- Tales of Ghost Castle #1 (May/June 1975). Art by Ernie Chan.

Publication information
- Publisher: DC Comics
- Schedule: Bimonthly
- Format: Ongoing series
- Genre: Horror;
- Publication date: May/June 1975-Sept./Oct. 1975
- No. of issues: 3
- Main characters: Lucien

Creative team
- Written by: Sergio Aragonés, Robert Kanigher, Paul Levitz, David Michelinie, Jack Oleck, Martin Pasko, Mal Warwick
- Artist(s): Sergio Aragonés, Ernie Chan, E. R. Cruz, Bill Draut, Buddy Gernale, Alex Niño, Frank "Quico" Redondo, Nestor Redondo, Ruben Yandoc
- Editor: Tex Blaisdell

= Tales of Ghost Castle =

Tales of Ghost Castle was a horror-suspense anthology comic book series published by DC Comics in 1975. Tales of Ghost Castle was "hosted" by Lucien, who later became an important supporting character in Neil Gaiman's The Sandman. Much of the artwork in the series was by Filipino artists, many of whom had been recruited by Joe Orlando and Carmine Infantino in their 1971 recruiting trip to the Philippines.

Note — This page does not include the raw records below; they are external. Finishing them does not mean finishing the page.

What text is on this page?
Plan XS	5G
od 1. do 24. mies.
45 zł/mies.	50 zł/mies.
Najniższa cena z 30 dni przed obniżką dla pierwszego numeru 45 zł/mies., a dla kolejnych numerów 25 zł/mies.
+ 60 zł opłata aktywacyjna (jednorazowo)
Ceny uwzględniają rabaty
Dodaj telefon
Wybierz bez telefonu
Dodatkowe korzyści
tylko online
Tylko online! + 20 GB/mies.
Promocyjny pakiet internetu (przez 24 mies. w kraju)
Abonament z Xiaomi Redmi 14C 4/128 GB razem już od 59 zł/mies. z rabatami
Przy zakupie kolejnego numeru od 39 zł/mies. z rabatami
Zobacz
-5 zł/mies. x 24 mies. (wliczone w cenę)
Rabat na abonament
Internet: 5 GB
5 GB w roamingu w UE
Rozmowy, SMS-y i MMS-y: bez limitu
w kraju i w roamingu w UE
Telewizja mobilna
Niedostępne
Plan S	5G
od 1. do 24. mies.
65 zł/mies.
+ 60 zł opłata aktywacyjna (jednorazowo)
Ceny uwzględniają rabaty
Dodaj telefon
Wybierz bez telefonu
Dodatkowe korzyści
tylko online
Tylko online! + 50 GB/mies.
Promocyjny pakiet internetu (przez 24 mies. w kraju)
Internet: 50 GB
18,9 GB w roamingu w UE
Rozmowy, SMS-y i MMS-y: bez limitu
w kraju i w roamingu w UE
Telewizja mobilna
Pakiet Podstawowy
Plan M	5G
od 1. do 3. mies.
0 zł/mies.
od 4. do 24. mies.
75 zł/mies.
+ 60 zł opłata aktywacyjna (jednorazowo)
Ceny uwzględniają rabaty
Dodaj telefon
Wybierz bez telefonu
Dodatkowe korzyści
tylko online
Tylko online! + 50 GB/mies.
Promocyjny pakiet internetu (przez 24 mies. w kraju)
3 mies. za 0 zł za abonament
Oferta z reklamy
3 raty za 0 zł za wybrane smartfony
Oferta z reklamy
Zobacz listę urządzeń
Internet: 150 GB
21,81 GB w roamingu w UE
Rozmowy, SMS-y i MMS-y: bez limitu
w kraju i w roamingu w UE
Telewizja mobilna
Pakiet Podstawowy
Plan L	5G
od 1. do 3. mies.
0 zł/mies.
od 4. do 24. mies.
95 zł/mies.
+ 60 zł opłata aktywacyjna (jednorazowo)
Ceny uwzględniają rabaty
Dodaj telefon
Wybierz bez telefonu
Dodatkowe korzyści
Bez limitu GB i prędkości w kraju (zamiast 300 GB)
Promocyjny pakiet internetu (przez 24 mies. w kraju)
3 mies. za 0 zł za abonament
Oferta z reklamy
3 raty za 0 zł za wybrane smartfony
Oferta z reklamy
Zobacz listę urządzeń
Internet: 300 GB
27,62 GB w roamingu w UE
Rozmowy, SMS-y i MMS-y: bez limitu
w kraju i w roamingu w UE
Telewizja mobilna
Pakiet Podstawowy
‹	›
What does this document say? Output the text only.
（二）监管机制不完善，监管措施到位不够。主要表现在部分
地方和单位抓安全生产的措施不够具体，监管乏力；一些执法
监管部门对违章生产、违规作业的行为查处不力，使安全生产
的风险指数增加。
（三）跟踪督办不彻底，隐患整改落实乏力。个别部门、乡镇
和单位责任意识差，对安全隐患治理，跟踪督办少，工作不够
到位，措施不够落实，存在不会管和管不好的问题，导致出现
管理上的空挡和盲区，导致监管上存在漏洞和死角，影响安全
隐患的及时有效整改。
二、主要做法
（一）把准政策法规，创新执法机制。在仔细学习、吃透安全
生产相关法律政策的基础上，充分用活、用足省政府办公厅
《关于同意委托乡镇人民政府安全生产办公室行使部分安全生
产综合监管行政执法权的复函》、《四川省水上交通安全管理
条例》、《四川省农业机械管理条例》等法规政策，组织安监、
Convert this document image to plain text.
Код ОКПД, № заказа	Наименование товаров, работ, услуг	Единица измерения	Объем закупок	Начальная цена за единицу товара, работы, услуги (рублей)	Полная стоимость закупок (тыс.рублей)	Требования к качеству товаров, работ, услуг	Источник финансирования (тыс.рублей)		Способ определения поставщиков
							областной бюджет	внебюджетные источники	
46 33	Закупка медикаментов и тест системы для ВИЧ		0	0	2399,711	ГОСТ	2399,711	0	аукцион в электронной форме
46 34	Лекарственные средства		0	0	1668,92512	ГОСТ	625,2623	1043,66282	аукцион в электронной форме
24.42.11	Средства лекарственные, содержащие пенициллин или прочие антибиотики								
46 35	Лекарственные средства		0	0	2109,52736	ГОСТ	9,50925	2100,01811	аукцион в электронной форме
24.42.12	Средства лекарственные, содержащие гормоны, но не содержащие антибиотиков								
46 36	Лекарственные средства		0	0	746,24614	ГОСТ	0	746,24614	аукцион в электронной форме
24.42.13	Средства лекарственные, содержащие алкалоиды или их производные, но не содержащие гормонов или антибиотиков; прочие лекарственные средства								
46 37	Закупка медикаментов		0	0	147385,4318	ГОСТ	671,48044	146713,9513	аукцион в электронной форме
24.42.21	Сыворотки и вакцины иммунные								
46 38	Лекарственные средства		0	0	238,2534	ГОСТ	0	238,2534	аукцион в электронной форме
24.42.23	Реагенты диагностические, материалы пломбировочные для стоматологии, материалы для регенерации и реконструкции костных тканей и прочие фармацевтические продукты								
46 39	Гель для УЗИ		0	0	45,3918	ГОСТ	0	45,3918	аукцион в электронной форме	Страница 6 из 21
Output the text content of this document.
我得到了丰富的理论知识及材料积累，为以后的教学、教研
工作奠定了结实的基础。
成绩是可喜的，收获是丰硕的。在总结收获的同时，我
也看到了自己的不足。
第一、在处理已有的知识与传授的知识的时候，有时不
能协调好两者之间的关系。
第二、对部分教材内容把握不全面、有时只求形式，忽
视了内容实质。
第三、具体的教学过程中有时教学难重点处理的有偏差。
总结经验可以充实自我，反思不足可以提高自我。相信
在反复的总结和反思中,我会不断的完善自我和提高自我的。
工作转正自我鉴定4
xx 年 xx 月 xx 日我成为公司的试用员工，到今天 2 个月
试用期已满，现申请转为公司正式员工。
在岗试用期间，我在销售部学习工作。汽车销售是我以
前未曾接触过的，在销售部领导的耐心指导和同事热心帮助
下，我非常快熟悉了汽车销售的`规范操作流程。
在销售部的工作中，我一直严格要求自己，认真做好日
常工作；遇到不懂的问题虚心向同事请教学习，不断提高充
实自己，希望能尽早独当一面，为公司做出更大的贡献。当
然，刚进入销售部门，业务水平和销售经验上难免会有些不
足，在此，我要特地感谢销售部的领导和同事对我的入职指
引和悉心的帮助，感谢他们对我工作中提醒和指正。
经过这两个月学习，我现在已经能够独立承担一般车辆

Writers on Tales of Ghost Castle included Sergio Aragonés, Robert Kanigher, Paul Levitz, David Michelinie, Jack Oleck, Martin Pasko, and Mal Warwick. Artists on the series included Aragonés, Bill Draut, and the Filipino artists Ernie Chan, E. R. Cruz, Buddy Gernale, Alex Niño, Frank "Quico" Redondo, Nestor Redondo, and Ruben Yandoc.

==Publication history==
Tales of Ghost Castle was one of several horror-mystery-suspense published by DC Comics during this era. Others include Doorway to Nightmare, Ghosts, House of Secrets, House of Mystery, The Unexpected, The Witching Hour, Secrets of Sinister House, Secrets of Haunted House, and Weird Mystery Tales.

Debuting in May/June 1975, Tales of Ghost Castle only lasted three issues before being cancelled.

== Lucien the librarian ==
In Tales of Ghost Castle, Lucien is portrayed as the guardian of a castle in Transylvania abandoned by both sides during World War II, watching over its forgotten library with his companion, a werewolf named Rover.